By Dr. Nayyer Ali

The Economy Surges Again

June 29, 2007

Despite the ongoing political turmoil, Pakistan’s economy continues its strong five-year run of growth. The current fiscal year ending June 30 has shown another 7% expansion in the Pak economy, and per capita income in dollar terms is now over 930. Adjusted for purchasing power, per capita income is almost 4000 dollars. It is still a poor country, but it is moving into the ranks of the middle income.
Shaukat Aziz presented the new budget, and it reflects the solid growth seen over the last few years. In the coming year, total spending will be 1.6 trillion rupees, with expected tax revenues reaching 1.4 trillion rupees. In the last year of Nawaz Sharif, the government was not even collecting 400 billion rupees in revenue. Deficit spending has been kept well contained, which has resulted in a sharp drop in the debt burden.
In 1999, Pakistan’s debt equaled its GDP, now the debt is half the size of the GDP. This means that there is more room to spend on social services rather than paying the interest charges. In fact, Pakistan’s interest on the debt has remained basically constant over the last 7 years, while the economy and government revenues have surged.

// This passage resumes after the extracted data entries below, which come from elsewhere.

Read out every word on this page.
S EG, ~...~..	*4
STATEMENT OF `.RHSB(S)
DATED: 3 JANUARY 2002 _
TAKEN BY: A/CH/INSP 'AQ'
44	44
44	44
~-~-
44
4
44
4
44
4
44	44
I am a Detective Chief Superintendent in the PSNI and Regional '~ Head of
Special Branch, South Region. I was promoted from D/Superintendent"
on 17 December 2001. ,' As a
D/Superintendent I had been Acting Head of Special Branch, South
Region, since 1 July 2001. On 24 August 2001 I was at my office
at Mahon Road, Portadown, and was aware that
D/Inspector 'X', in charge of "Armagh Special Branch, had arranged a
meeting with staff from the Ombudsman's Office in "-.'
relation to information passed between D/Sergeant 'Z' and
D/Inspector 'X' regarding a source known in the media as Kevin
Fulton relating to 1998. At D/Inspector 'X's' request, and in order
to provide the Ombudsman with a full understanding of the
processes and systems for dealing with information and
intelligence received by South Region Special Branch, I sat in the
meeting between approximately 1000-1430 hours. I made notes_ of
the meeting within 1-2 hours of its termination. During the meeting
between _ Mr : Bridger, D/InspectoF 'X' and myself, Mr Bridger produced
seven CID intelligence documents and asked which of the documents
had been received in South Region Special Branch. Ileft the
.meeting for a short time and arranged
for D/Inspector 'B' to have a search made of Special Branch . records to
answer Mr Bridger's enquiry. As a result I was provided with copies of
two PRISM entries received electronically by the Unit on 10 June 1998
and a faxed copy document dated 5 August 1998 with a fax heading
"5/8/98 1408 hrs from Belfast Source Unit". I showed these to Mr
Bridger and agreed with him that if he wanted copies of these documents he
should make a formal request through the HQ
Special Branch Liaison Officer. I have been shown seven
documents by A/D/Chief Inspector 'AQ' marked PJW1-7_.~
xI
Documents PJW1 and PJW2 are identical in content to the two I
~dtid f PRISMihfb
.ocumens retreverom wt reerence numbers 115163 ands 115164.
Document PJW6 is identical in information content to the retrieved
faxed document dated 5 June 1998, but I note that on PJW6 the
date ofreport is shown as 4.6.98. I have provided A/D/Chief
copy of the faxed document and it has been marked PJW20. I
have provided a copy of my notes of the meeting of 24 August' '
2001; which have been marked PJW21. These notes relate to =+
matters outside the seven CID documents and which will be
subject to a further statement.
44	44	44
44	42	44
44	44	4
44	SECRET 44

The Public Sector Development Program (PSDP) will receive over 500 billion rupees this coming year, compared with 90 billion in1999. This means much more funds for schools, health, roads, and major development projects.
The military budget is going up by 20%, but this is less than the increase overall, and the share of the military in the national economy will remain constant. There are also a number of subsidies being supported by the budget. Basic food items will be supported, as will support prices for farm crops. In addition, government workers and pensioners are getting raises of 15-20%, which is much greater than inflation, which came in at about 8% for 2006-2007.

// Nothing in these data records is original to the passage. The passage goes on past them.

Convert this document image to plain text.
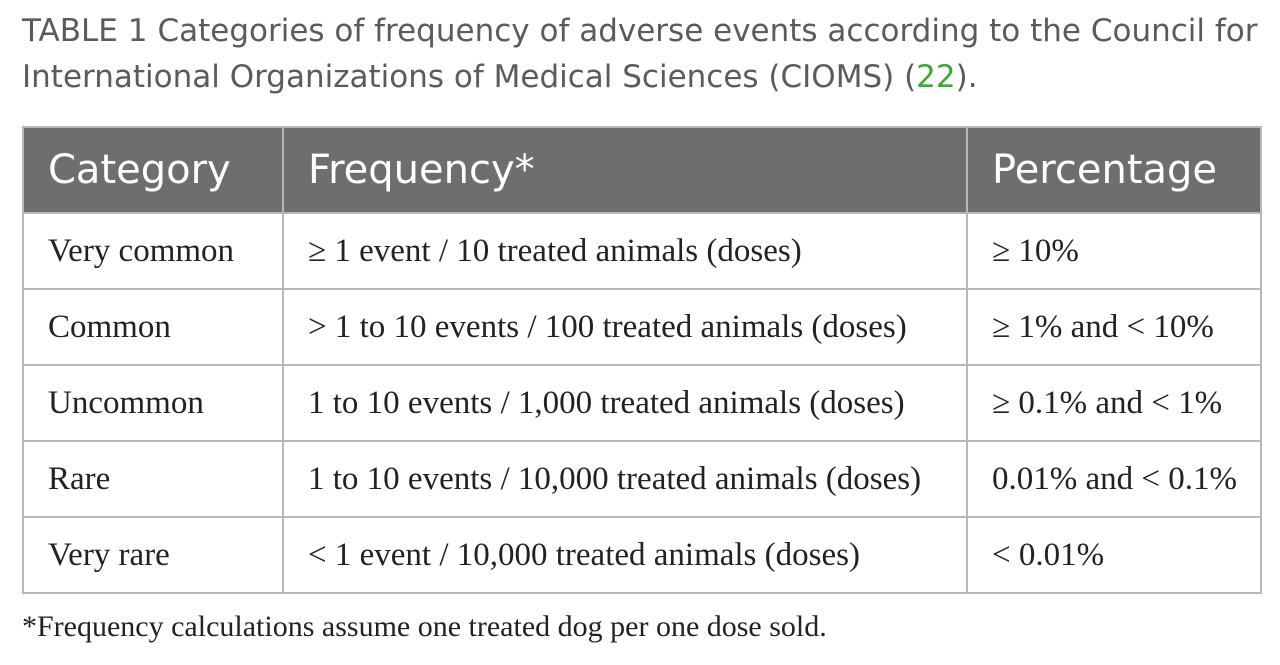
TABLE 1 Categories of frequency of adverse events according to the Council for International Organizations of Medical Sciences (CIOMS) (22).
Category	Frequency*	Percentage
Very common	≥ 1 event / 10 treated animals (doses)	≥ 10%
Common	> 1 to 10 events / 100 treated animals (doses)	≥ 1% and < 10%
Uncommon	1 to 10 events / 1,000 treated animals (doses)	≥ 0.1% and < 1%
Rare	1 to 10 events / 10,000 treated animals (doses)	0.01% and < 0.1%
Very rare	< 1 event / 10,000 treated animals (doses)	< 0.01%
*Frequency calculations assume one treated dog per one dose sold.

The farm economy did very well, with a record wheat harvest over 23 million tons, and bumper crops of sugar cane, corn, and even cotton, which did not quite outdo the great harvest of two years ago. Livestock production did very well, and the general prosperity of the agricultural sector is critical, as it supports the rural economy and the poorest parts of Pakistan.
Both the industrial and service sectors saw growth of over 8%. Banking in particular did well, as did many areas of manufacturing. The one poor spot was exports, which only grew 4%. Hopefully, export growth will pick back up soon, but the relative value of the rupee may be part of the problem. Despite a very large trade deficit, there was a net flow of dollars into Pakistan, and foreign exchange reserves hit a new high of 15 billion dollars. Dollar flows came from both 5 billion dollars of remittances, and 6 billion dollars of foreign investment. Direct aid from the World Bank and the US, and the sale of dollar-denominated Pakistan government bonds also added to the flow of currency. The stock market has surged 30% this year to another record high as it likes what it sees.
In the coming year, the government is predicting 7% growth or higher. 7% growth for 10 years doubles the economy. To become a developed society, it would take two doublings of GDP per person, from 4000 dollars to 16000 dollars (about the standard of living of Britain in the 1960’s), and this could be done in less than 25 years of 7% growth. The key is to continue solid economic policies.
These critical policies include free markets, competition, privatizing government run businesses, investing in education, infrastructure, health, and electric power, and maintaining low debts, low taxes, and open trading policies. These policies have helped turn Pakistan into one of the fastest growing economies in the world for the last five years; whatever the outcome of the current political struggle, it is imperative that this policy mix be maintained.